De rechtbank oordeelt dat de ten laste gelegde kwitantie voor het bedrag van 22.000 euro ontvangen van [persoon 5] vals is. Zoals hiervoor in rubriek 2.3.2.2. is vastgesteld, was [persoon 5] geen werknemer van [naam bedrijf BV 1] . [persoon 5] kon dus ook niet in die hoedanigheid gebruik maken van de Mercedes. De verklaring van verdachte is dan ook ongeloofwaardig. De omstandigheden dat op 24 maart 2014 27.830 euro werd bijgeschreven op de rekening van [naam bedrijf BV 1] , de volgende dag de Mercedes werd gekocht die [persoon 5] in gebruik had en waarvoor hij de belasting en verzekering betaalde, wijzen erop dat dit eenzelfde werkwijze is als bij [medeverdachte 3] en dat [naam bedrijf BV 1] als katvanger voor [persoon 5] heeft gefungeerd. Daarmee acht de rechtbank het ongeloofwaardig dat [naam bedrijf BV 1] de Mercedes aan [persoon 5] heeft verkocht en daarvoor geld heeft ontvangen. Dat maakt dat de kwitantie valselijk is opgemaakt.
2.3.2.5. Managementovereenkomst van 10-10-2021
De rechtbank is met de officier van justitie en de verdediging van oordeel dat niet kan worden bewezen dat verdachte een managementovereenkomst valselijk heeft opgemaakt dan wel vervalst, omdat naar het bestaan daarvan weliswaar in notulen wordt verwezen, maar een dergelijke overeenkomst niet is aangetroffen in het dossier. Verdachte zal van dat onderdeel partieel worden vrijgesproken.
2.3.2.6. Medeplegen
Ten aanzien van het tenlastegelegde medeplegen oordeelt de rechtbank als volgt.
De valsheid van de arbeidsovereenkomsten en de hiermee verrichte handelingen, zoals ten laste gelegd, kunnen zowel aan verdachte als aan zijn vermeende werknemers worden toegerekend. Uit het voorgaande blijkt dat de vermeende werknemers, [persoon 4] , [persoon 3] , [medeverdachte 3] en [persoon 5] , op papier een arbeidsovereenkomst nodig hadden, maar daadwerkelijk geen werkzaamheden verrichtten. Samen met verdachte is toch een overeenkomst opgesteld, ondertekend en er is loon betaald. Dit alles duidt op een bewuste en nauwe samenwerking. Met hen heeft verdachte dan ook het feit medegepleegd.
Ten aanzien van de kwitanties en de schuldbekentenis is niet gebleken dat er sprake is van medeplegen.
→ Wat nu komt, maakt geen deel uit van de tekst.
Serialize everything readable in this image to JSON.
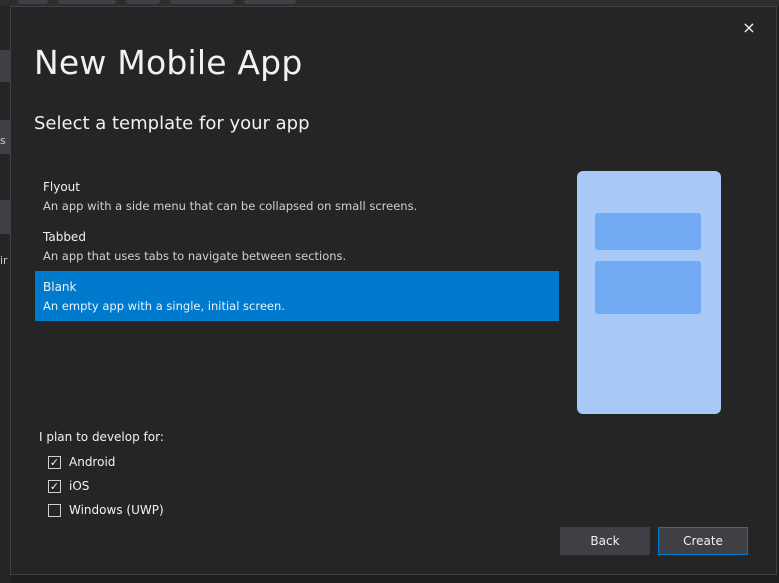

Daarvan zal verdachte dan ook worden vrijgesproken.
Medeplegen met [naam bedrijf BV 1]
Zowel ten aanzien van de arbeidsovereenkomst, de kwitanties als de schuldbekentenis geldt dat verdachte zelf de ten laste gelegde handelingen heeft begaan. Omdat de ten laste gelegde gedragingen hebben plaatsgevonden en zijn verricht in de sfeer van de rechtspersoon en het opzet kan worden afgeleid uit de feitelijke gang van zaken binnen deze rechtspersoon kunnen deze ook aan deze rechtspersoon worden toegerekend. Verdachte is dus als feitelijke leidinggever van [naam bedrijf BV 1] te beschouwen. Hiervoor wordt ook verwezen naar de overweging ten aanzien van het feitelijke leidinggeven bij feit 2. Verdachte kan echter niet het feit medeplegen met de rechtspersoon waarvan hij feitelijke leidinggever is en aan wie het feit ook kan worden toegerekend (Zie daarvoor ook HR 18 december 2012, ECLI:NL:HR:2012:BX5140). Dat betekent dat vrijspraak volgt voor het medeplegen met [naam bedrijf BV 1] .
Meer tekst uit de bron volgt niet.